Service Mesh utilizes Envoy as the proxy technology. Envoy emits many statistics depending on configuration. Generally the statistics fall into three categories:
-
Downstream: Downstream statistics relate to incoming connections/requests that are coming into the proxy.
-
Upstream: Upstream statistics relate to outgoing connections/requests that are made from the proxy.
-
Server: Server statistics describe how the Envoy instance is working. Statistics like server uptime or amount of allocated memory are categorized here.
For a list of metrics that Service Mesh proxies emit, refer to the following Envoy statistics documentation:
- Listener Stats: https://www.envoyproxy.io/docs/envoy/latest/configuration/listeners/stats
- Server Stats: https://www.envoyproxy.io/docs/envoy/latest/configuration/observability/statistics
- Cluster Manager Stats: https://www.envoyproxy.io/docs/envoy/latest/configuration/upstream/cluster_manager/cluster_stats
- Connection Manager Stats: https://www.envoyproxy.io/docs/envoy/latest/configuration/http/http_conn_man/stats#config-http-conn-man-stats
Envoy exposes metrics through an admin /stats/prometheus
endpoint.
This endpoint is accessible for users to scrape Envoy metrics to Prometheus
instances. Installing Prometheus along with scrape configuration and Grafana is all
that is required to get started with monitoring these crucial metrics. For setup
instructions, see (Add Application Monitoring and Graphing Support).
After completing the setup, Prometheus scrapes telemetry data emitted by Service Mesh proxies. You can then access Grafana through the service external IP to query and graph telemetry data collected in Prometheus.
As a starting point, consider monitoring the following service mesh metrics.
envoy_http_ingress_http_downstream_rq_time_sum (Downstream Request Time)
envoy_http_ingress_http_downstream_rq_xxx (Downstream Response Code Count)
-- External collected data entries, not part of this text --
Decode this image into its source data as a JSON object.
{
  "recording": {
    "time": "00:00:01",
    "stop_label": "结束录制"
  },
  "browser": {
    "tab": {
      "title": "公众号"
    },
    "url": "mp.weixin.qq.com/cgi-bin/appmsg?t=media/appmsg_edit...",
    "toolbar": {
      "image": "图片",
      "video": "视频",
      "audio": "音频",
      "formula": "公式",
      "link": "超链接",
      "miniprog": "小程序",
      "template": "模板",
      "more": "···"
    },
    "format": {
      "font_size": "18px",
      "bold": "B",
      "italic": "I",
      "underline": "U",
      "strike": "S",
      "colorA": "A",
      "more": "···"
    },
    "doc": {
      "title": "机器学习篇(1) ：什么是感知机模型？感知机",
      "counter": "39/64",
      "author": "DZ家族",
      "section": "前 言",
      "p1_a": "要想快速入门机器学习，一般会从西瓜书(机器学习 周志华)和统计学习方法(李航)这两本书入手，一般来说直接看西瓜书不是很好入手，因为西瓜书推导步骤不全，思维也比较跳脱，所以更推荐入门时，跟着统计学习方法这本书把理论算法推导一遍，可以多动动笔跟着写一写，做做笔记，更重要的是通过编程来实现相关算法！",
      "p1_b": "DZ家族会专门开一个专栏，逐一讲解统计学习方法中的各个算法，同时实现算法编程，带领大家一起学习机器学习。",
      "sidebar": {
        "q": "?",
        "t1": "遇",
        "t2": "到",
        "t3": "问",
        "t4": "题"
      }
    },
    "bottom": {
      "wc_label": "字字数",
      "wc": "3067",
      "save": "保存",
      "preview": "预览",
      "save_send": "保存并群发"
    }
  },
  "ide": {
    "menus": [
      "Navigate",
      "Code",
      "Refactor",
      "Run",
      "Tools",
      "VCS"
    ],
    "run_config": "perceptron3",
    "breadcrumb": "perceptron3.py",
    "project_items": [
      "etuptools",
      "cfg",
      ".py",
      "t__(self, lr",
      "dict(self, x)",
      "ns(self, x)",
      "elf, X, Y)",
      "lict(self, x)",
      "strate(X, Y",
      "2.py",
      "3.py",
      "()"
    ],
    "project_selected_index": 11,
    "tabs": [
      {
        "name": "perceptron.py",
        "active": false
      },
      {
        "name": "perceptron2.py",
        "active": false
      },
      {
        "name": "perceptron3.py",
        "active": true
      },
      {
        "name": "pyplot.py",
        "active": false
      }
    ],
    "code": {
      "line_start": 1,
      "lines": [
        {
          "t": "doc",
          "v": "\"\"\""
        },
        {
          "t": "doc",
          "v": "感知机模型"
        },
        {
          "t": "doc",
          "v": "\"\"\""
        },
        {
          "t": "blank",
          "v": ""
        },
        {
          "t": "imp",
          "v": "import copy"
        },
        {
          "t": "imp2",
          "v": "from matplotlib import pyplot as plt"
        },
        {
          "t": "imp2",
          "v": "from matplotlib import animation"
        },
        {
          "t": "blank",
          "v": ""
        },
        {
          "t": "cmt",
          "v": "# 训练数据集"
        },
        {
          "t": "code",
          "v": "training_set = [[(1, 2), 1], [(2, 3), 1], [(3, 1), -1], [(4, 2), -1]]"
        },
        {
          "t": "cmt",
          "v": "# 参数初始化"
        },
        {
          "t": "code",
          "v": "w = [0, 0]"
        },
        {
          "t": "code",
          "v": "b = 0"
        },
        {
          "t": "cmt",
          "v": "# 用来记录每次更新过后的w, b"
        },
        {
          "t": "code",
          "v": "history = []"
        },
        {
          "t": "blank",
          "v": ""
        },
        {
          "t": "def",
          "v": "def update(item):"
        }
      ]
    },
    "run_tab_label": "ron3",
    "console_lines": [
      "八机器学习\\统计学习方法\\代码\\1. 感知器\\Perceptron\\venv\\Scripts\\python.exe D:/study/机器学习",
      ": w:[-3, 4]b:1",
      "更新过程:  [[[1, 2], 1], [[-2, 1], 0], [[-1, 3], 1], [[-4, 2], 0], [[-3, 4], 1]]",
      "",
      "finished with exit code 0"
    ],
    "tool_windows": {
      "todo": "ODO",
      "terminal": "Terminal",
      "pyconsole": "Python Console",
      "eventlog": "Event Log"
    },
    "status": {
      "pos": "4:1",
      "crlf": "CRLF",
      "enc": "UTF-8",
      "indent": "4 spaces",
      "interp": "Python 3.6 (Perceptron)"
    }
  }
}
envoy_http_ingress_http_downstream_rq_total (Total downstream requests)
envoy_cluster_upstream_rq_total (Total Upstream Requests)
envoy_cluster_upstream_rq_completed (Total Upstream Requests completed)
envoy_cluster_upstream_rq_xxx (Upstream Response Code Count)
envoy_cluster_upstream_rq_time_sum (Upstream Request Time)
Service Mesh Tagging
Service Mesh also adds specific tags to all the stats exposed by Envoy. This feature allows you to filter metrics by various tags associated to mesh resources. Tags include the following:
- Mesh OCID
- VirtualService OCID (if available for resource)
- VirtualService Name (if available for resource)
- Envoy Cluster Name (for cluster stats)
- Deployment Type (either virtual_deployment or ingress_deployment)
- Virtual Deployment Name (if deployment type is virtual_deployment)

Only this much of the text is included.